The winners and losers from the salary sacrifice reforms
The UK government’s salary sacrifice reforms add complexity and do not address fundamental issues within the pension taxation system, the Institute for Fiscal Studies (IFS) has warned in a report.
The IFS’ report, Assessing the government’s reform to the National Insurance treatment of salary sacrifice pension contributions, which was published on the 13th May 2026, argues that the reforms do not solve the asymmetries in the tax system.
The report notes: “The fact that employer pension contributions are not eligible for [National Insurance Contributions] either at the point of contribution or in retirement is the biggest tax break for pensions in revenue terms. However, this tax break is opaque, unavailable for the self-employed, and creates a fundamental asymmetry with the NICs treatment of individual pension contributions.
“The reform does not address this asymmetry – it reduces one arbitrary distinction in the tax system (between salary sacrifice and employee pension contributions), while creating another (between employer and salary sacrifice pension contributions).”
When the Chancellor announced that salary sacrifice pension contributions above £2,000 per year will no longer be exempt from employer and employee national insurance contributions from 2029-30 onwards, it was unclear who would be affected by the change in tax treatment. The IFS’ report seeks to bridge this gap.
So who will lose out?
Higher earners
Higher earners are most likely to be affected by the changes to salary sacrifice, the IFS’ research found. Indeed, 48% of employees in the highest earning decile would be directly affected by the policy, compared with less than 1% of employees in the bottom fifth of the earnings distribution.
Mid-career workers
The reforms will also affect employees aged 30-59 more than workers who are younger than 30 or older than 60. People in the 30-59 age bracket are more likely to be saving into a pension and using salary sacrifice above £2,000 per year than other age groups.
Private sector employees
Over double – 18% – of private sector workers make salary sacrifice pension contributions of more than £2,000 per year, compared to only 7% of their public sector counterparts.
Therefore, the average yearly increase in employer NICs per private sector employee will be £151, compared to £37 in the public sector. The private sector accounts for around 93% of total additional employer NICs.
Employers with 5,000-9,999 employees
Large employers – but not the very largest – will be most affected by the reforms to salary sacrifice. Companies with 5,000-9,999 employees will face an average hike in NIC costs of £360 per employee. In addition, firms in finance, insurance, information and communications will be hardest hit, the IFS calculates.
Men
Men are more likely to make salary sacrifice contributions exceeding £2,000 than women, according to the IFS. The report reads: “This principally reflects the fact that women are more likely than men to be lower earners and are more likely to work in the public sector, and that these groups are less likely to be affected.”

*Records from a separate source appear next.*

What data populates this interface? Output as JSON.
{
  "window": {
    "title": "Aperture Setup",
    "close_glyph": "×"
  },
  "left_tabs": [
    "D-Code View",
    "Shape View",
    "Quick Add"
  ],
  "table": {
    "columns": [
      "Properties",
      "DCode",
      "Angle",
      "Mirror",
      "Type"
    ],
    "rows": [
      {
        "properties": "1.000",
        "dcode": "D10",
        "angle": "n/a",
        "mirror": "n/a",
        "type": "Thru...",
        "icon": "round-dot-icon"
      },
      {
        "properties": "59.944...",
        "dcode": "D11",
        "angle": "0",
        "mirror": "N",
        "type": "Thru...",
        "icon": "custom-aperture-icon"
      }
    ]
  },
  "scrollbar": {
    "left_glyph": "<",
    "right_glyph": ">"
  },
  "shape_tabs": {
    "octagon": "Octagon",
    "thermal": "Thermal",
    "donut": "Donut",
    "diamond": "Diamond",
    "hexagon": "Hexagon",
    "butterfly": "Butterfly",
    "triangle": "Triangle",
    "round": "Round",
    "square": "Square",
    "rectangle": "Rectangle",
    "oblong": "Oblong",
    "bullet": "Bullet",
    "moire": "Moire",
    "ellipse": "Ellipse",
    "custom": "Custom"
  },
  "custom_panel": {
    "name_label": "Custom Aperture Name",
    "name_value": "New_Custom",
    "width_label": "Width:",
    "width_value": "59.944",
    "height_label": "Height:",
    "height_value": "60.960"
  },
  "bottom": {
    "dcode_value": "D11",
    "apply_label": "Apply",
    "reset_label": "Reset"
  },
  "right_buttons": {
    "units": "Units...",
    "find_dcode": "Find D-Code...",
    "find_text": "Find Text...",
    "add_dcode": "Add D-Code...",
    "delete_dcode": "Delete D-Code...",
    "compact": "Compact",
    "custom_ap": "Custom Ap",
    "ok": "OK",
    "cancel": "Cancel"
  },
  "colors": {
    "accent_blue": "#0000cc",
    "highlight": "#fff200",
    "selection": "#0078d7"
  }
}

The outcome of the reforms
“The policy will raise a significant amount of revenue from a minority of households,” the IFS’ report notes, adding that the reforms are highly progressive, targeting higher earners and the private sector as explained above.
How will employers and employees respond? That is still unclear. Employers with large numbers of affected employees may freeze or cut salaries, the IFS warns. Behavioural responses to the policy are unclear, which also makes it difficult to predict the impact on the government’s tax take.
The industry’s response
Catherine Foot, director of the Standard Life Centre for the Future of Retirement, observed: “This analysis shows that despite the changes to salary sacrifice being framed as targeting higher earners, the consequences are likely to ripple more widely through the pensions system with the private sector bearing the brunt of the proposed changes.
“What’s especially troubling is that this reform adds complexity and increases pension costs at a time when the provision is already falling short of the levels need to secure good retirement outcomes. With the Pensions Commission reconvened to address long‑term under‑saving, there is still an opportunity for government to step back and rethink how to create a fairer, simpler and more effective framework to support employers and employees to build adequate retirement savings.”